Leadership is a wide-ranging, always relevant topic that’s important to all industries, but it’s especially important in one that’s immersed in creating authentic experiences for clients. How we carry ourselves behind the scenes and support each other makes all the difference in catering work and building strong relationships.
Over the last decade, many leaders have been taking a closer look at vulnerability and heart-centered leadership in the workplace and how it has an impact on morale, retention and a company’s long-term success.
“Heart leadership” is exactly what Anthony and April Lambatos of the Denver-based Footers Catering had in mind when they created MIBE, their passion project aimed at building an intentional work culture around love and open communication. This month, they share what exactly MIBE stands for and how it helps them create a thriving company culture.
Anthony and April Lambatos
Family business & catering
Footers Catering, like many family businesses, was born out of passion when Anthony’s father started the business. Ten years ago, they purchased the business from him and decided to carry out his legacy. Today they coordinate 650 events a year with 40 full-time team members and over 100 part-time team members.
Family history is a major influencer of how children identify themselves as second generation leaders. The first generation teaches the upcoming one the profession, how to pour their hearts into their work. At the same time, many of these up and coming leaders realize what could be done differently. Anthony recalls his father’s passion but also the chaotic energy that would oftentimes result in a management style that would leave employees feeling uneasy.
“Anthony and I both grew up watching our parents dedicate their lives to their work,” April said. “At the same time, we saw the stress that it caused.”

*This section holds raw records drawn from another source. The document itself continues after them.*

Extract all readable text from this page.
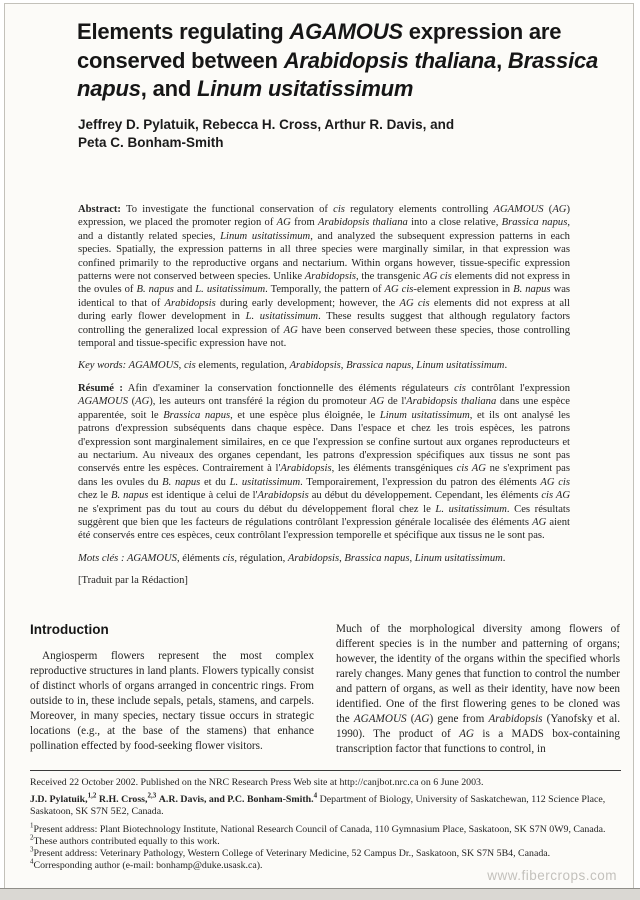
Elements regulating AGAMOUS expression are
conserved between Arabidopsis thaliana, Brassica
napus, and Linum usitatissimum
Jeffrey D. Pylatuik, Rebecca H. Cross, Arthur R. Davis, and
Peta C. Bonham-Smith

Abstract: To investigate the functional conservation of cis regulatory elements controlling AGAMOUS (AG) expression, we placed the promoter region of AG from Arabidopsis thaliana into a close relative, Brassica napus, and a distantly related species, Linum usitatissimum, and analyzed the subsequent expression patterns in each species. Spatially, the expression patterns in all three species were marginally similar, in that expression was confined primarily to the reproductive organs and nectarium. Within organs however, tissue-specific expression patterns were not conserved between species. Unlike Arabidopsis, the transgenic AG cis elements did not express in the ovules of B. napus and L. usitatissimum. Temporally, the pattern of AG cis-element expression in B. napus was identical to that of Arabidopsis during early development; however, the AG cis elements did not express at all during early flower development in L. usitatissimum. These results suggest that although regulatory factors controlling the generalized local expression of AG have been conserved between these species, those controlling temporal and tissue-specific expression have not.

Key words: AGAMOUS, cis elements, regulation, Arabidopsis, Brassica napus, Linum usitatissimum.

Résumé : Afin d'examiner la conservation fonctionnelle des éléments régulateurs cis contrôlant l'expression AGAMOUS (AG), les auteurs ont transféré la région du promoteur AG de l'Arabidopsis thaliana dans une espèce apparentée, soit le Brassica napus, et une espèce plus éloignée, le Linum usitatissimum, et ils ont analysé les patrons d'expression subséquents dans chaque espèce. Dans l'espace et chez les trois espèces, les patrons d'expression sont marginalement similaires, en ce que l'expression se confine surtout aux organes reproducteurs et au nectarium. Au niveaux des organes cependant, les patrons d'expression spécifiques aux tissus ne sont pas conservés entre les espèces. Contrairement à l'Arabidopsis, les éléments transgéniques cis AG ne s'expriment pas dans les ovules du B. napus et du L. usitatissimum. Temporairement, l'expression du patron des éléments AG cis chez le B. napus est identique à celui de l'Arabidopsis au début du développement. Cependant, les éléments cis AG ne s'expriment pas du tout au cours du début du développement floral chez le L. usitatissimum. Ces résultats suggèrent que bien que les facteurs de régulations contrôlant l'expression générale localisée des éléments AG aient été conservés entre ces espèces, ceux contrôlant l'expression temporelle et spécifique aux tissus ne le sont pas.

Mots clés : AGAMOUS, éléments cis, régulation, Arabidopsis, Brassica napus, Linum usitatissimum.

[Traduit par la Rédaction]

Introduction

Angiosperm flowers represent the most complex reproductive structures in land plants. Flowers typically consist of distinct whorls of organs arranged in concentric rings. From outside to in, these include sepals, petals, stamens, and carpels. Moreover, in many species, nectary tissue occurs in strategic locations (e.g., at the base of the stamens) that enhance pollination effected by food-seeking flower visitors.

Much of the morphological diversity among flowers of different species is in the number and patterning of organs; however, the identity of the organs within the specified whorls rarely changes. Many genes that function to control the number and pattern of organs, as well as their identity, have now been identified. One of the first flowering genes to be cloned was the AGAMOUS (AG) gene from Arabidopsis (Yanofsky et al. 1990). The product of AG is a MADS box-containing transcription factor that functions to control, in

Received 22 October 2002. Published on the NRC Research Press Web site at http://canjbot.nrc.ca on 6 June 2003.

J.D. Pylatuik,$^{1,2}$ R.H. Cross,$^{2,3}$ A.R. Davis, and P.C. Bonham-Smith.$^4$ Department of Biology, University of Saskatchewan, 112 Science Place, Saskatoon, SK S7N 5E2, Canada.

$^1$Present address: Plant Biotechnology Institute, National Research Council of Canada, 110 Gymnasium Place, Saskatoon, SK S7N 0W9, Canada.

$^2$These authors contributed equally to this work.

$^3$Present address: Veterinary Pathology, Western College of Veterinary Medicine, 52 Campus Dr., Saskatoon, SK S7N 5B4, Canada.

$^4$Corresponding author (e-mail: bonhamp@duke.usask.ca).

www.fibercrops.com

This history helped inspire Anthony and April to clearly define the leaders they wanted to be. “We decided if we were going to spend that much of our lives dedicated to the business, we make sure that it was fun,” April said.

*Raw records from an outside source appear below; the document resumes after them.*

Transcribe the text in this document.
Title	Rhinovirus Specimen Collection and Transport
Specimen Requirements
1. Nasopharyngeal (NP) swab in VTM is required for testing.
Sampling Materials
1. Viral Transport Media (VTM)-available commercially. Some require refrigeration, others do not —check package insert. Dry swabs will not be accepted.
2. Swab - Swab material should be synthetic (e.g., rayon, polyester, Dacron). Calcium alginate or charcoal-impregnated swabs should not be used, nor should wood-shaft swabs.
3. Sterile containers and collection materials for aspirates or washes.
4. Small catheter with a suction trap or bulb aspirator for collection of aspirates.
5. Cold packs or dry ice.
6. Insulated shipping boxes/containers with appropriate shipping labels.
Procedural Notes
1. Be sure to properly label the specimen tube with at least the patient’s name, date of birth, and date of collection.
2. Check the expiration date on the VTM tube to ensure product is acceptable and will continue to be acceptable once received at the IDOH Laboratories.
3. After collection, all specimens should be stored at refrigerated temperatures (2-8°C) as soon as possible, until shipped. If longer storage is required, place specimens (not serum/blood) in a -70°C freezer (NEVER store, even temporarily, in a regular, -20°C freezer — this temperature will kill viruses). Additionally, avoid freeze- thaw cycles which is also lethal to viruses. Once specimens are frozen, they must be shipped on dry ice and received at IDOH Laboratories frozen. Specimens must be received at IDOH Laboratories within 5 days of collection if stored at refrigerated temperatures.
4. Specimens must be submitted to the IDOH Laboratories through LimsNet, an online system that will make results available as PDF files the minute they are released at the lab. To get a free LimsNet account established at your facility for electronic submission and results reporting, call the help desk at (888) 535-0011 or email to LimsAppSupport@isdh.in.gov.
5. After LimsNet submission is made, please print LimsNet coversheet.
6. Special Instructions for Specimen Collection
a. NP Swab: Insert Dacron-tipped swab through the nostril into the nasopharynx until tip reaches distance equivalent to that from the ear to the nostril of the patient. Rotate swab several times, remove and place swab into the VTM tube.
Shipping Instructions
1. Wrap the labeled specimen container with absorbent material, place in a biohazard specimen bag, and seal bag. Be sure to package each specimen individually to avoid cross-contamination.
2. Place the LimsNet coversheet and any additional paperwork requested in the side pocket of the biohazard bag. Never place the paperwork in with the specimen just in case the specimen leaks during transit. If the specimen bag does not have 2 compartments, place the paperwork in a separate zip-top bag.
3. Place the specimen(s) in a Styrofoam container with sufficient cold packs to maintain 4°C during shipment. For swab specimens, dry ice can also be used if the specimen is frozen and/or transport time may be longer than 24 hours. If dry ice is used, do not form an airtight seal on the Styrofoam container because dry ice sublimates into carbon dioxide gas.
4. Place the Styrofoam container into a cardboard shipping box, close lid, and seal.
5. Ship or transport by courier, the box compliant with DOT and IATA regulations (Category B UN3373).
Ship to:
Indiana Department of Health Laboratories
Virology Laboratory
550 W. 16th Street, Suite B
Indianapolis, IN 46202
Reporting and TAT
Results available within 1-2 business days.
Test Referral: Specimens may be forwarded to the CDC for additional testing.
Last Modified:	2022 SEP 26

See Anthony and April at Catersource! Registration is NOW OPEN for Catersource 2020, co-located with The Special Event! Click here for more information or to register! Click here to view their session time and description.

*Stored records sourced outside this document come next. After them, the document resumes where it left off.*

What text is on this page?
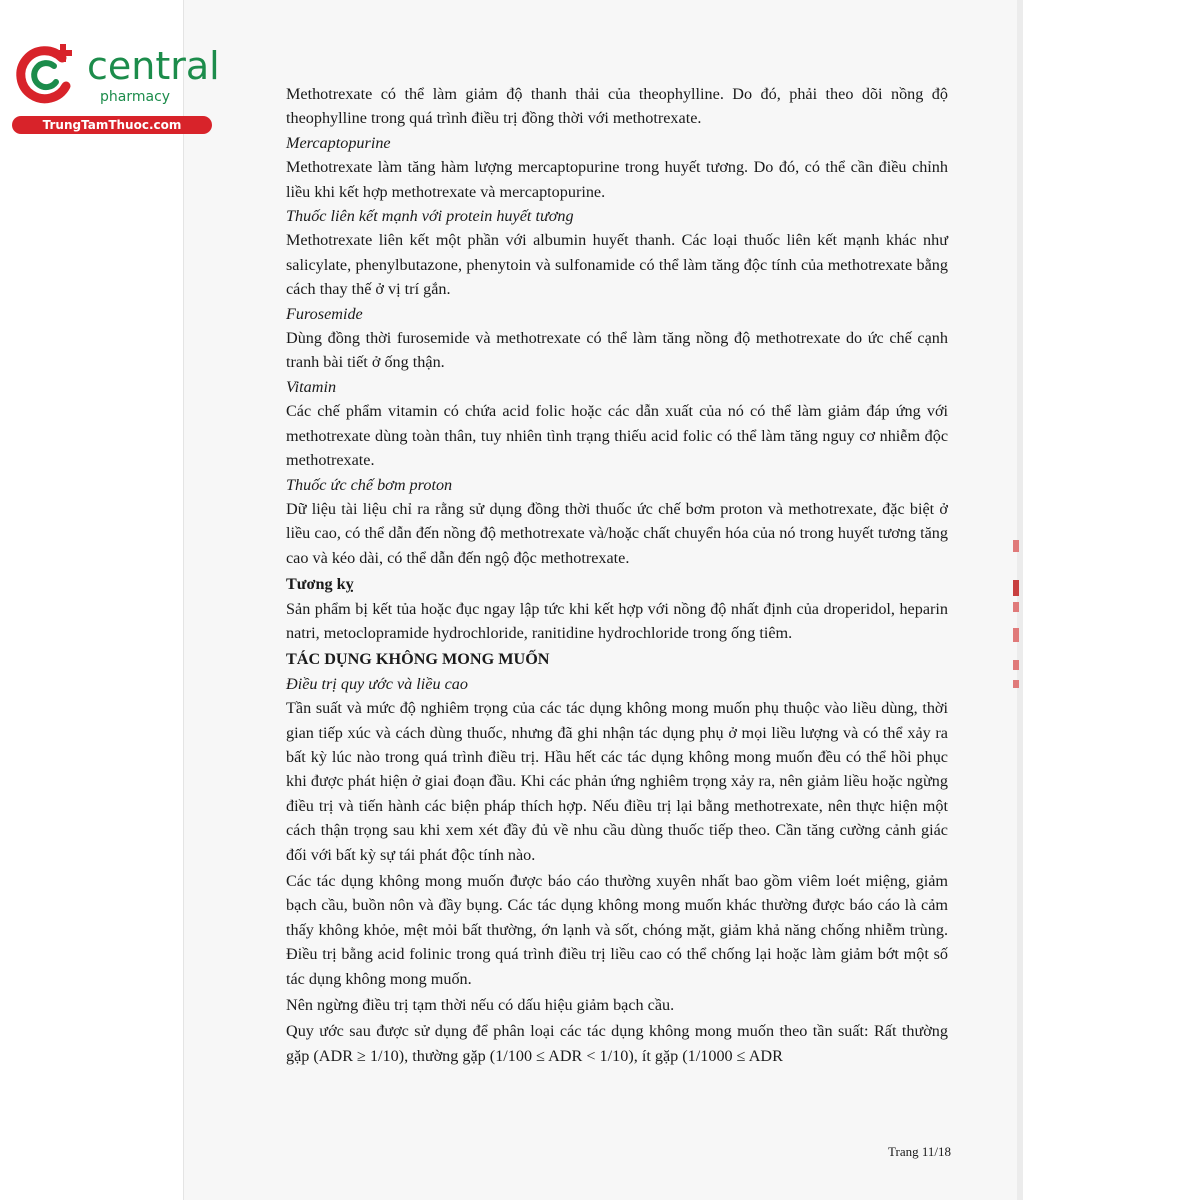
central
pharmacy
TrungTamThuoc.com

Methotrexate có thể làm giảm độ thanh thải của theophylline. Do đó, phải theo dõi nồng độ theophylline trong quá trình điều trị đồng thời với methotrexate.

Mercaptopurine

Methotrexate làm tăng hàm lượng mercaptopurine trong huyết tương. Do đó, có thể cần điều chỉnh liều khi kết hợp methotrexate và mercaptopurine.

Thuốc liên kết mạnh với protein huyết tương

Methotrexate liên kết một phần với albumin huyết thanh. Các loại thuốc liên kết mạnh khác như salicylate, phenylbutazone, phenytoin và sulfonamide có thể làm tăng độc tính của methotrexate bằng cách thay thế ở vị trí gắn.

Furosemide

Dùng đồng thời furosemide và methotrexate có thể làm tăng nồng độ methotrexate do ức chế cạnh tranh bài tiết ở ống thận.

Vitamin

Các chế phẩm vitamin có chứa acid folic hoặc các dẫn xuất của nó có thể làm giảm đáp ứng với methotrexate dùng toàn thân, tuy nhiên tình trạng thiếu acid folic có thể làm tăng nguy cơ nhiễm độc methotrexate.

Thuốc ức chế bơm proton

Dữ liệu tài liệu chỉ ra rằng sử dụng đồng thời thuốc ức chế bơm proton và methotrexate, đặc biệt ở liều cao, có thể dẫn đến nồng độ methotrexate và/hoặc chất chuyển hóa của nó trong huyết tương tăng cao và kéo dài, có thể dẫn đến ngộ độc methotrexate.

Tương kỵ

Sản phẩm bị kết tủa hoặc đục ngay lập tức khi kết hợp với nồng độ nhất định của droperidol, heparin natri, metoclopramide hydrochloride, ranitidine hydrochloride trong ống tiêm.

TÁC DỤNG KHÔNG MONG MUỐN

Điều trị quy ước và liều cao

Tần suất và mức độ nghiêm trọng của các tác dụng không mong muốn phụ thuộc vào liều dùng, thời gian tiếp xúc và cách dùng thuốc, nhưng đã ghi nhận tác dụng phụ ở mọi liều lượng và có thể xảy ra bất kỳ lúc nào trong quá trình điều trị. Hầu hết các tác dụng không mong muốn đều có thể hồi phục khi được phát hiện ở giai đoạn đầu. Khi các phản ứng nghiêm trọng xảy ra, nên giảm liều hoặc ngừng điều trị và tiến hành các biện pháp thích hợp. Nếu điều trị lại bằng methotrexate, nên thực hiện một cách thận trọng sau khi xem xét đầy đủ về nhu cầu dùng thuốc tiếp theo. Cần tăng cường cảnh giác đối với bất kỳ sự tái phát độc tính nào.

Các tác dụng không mong muốn được báo cáo thường xuyên nhất bao gồm viêm loét miệng, giảm bạch cầu, buồn nôn và đầy bụng. Các tác dụng không mong muốn khác thường được báo cáo là cảm thấy không khỏe, mệt mỏi bất thường, ớn lạnh và sốt, chóng mặt, giảm khả năng chống nhiễm trùng. Điều trị bằng acid folinic trong quá trình điều trị liều cao có thể chống lại hoặc làm giảm bớt một số tác dụng không mong muốn.

Nên ngừng điều trị tạm thời nếu có dấu hiệu giảm bạch cầu.

Quy ước sau được sử dụng để phân loại các tác dụng không mong muốn theo tần suất: Rất thường gặp (ADR ≥ 1/10), thường gặp (1/100 ≤ ADR < 1/10), ít gặp (1/1000 ≤ ADR

Trang 11/18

The power of a mission statement & values
One of the first things April and Anthony did to define themselves was bring their team together and create the values and mission. The entire process took six months, and for the last ten years, they’ve lived by one powerful word: MIBE, or Make It Better Everyday. MIBE is centered around four convictions: Lead, Love, MIBE and Tribe. Here’s what they stand for:
- Value people for more than the job that they do. People aren’t separate from who they are away from work and at work.
- Look at people as people and help them through every phase of life. Everyone has a psychological need to be appreciated, validated, understood and affirmed. We often forget to do the meaningful things that make the most impact in our employees’ lives.
- 87% of employees expect their employers to support them in balancing work and personal commitments. We have to understand where people are at all different points in their lives.
So how does one embody this conviction? First, once a month, every employee has a one-on-one with their director to discuss their lives—which is a mix of personal and professional topics.
“This is where we can use our resources as leaders,” Anthony said. “A lot of times, we don’t know they need the help unless we ask.”
They also organize something they call “Origin Story Lunch and Learns,” days where team members have a meal together and listen to presentations about each other and where they are from.
“This is our opportunity to learn something about every one of our team members that might not come up in everyday conversation,” Anthony said.
• Open your heart to be genuine, open and vulnerable.
• “Leaders must either invest a reasonable amount of time attending to fears and feelings, or squander an unreasonable amount of time trying to manage ineffective and unproductive behavior.” -Brene Brown
One of the team’s favorite book club authors is Brene Brown, the award-winning speaker on shame and vulnerability. One of her leadership communication tools they use with employees is “the story I’m making up is…” from her book, Daring Greatly.
Another love tactic is the notes of gratitude team members write each other, which they reflect on throughout the year.
• There’s always more to learn and room to improve.
• There’s power in tiny gains and doing one percent better every day.
• If you want people to contribute good ideas, you have to be willing to hear their bad ones.
• Apply the 90 percent solution: getting 90 percent of the way there. It doesn’t have to be perfect.
• Work doesn’t have to suck; surround yourself with a kick-ass team.
• There is power in finding the right people. Your team is not a fit for everyone.
• A team isn’t a group of people who work together. A team is a group of people who trust each other.” -Simon Sinek
• What are you doing in your company to create a space where people can be their authentic selves?
“We’re looking for passionate, enthusiastic team members who want to grow,” April said. “We ask a lot from our team, but we give a lot back.”
When the Footers team wants to hire someone new, they outline a process. They compare the person to the process, not to everyone else going through the interview. There is a series of steps—a phone interview, in-person meeting and an assigned project, which the interviewee presents to team members in every department.
“This process allows you to find those people that are going to be motivated for the right reasons and be a great cultural fit,” Anthony said.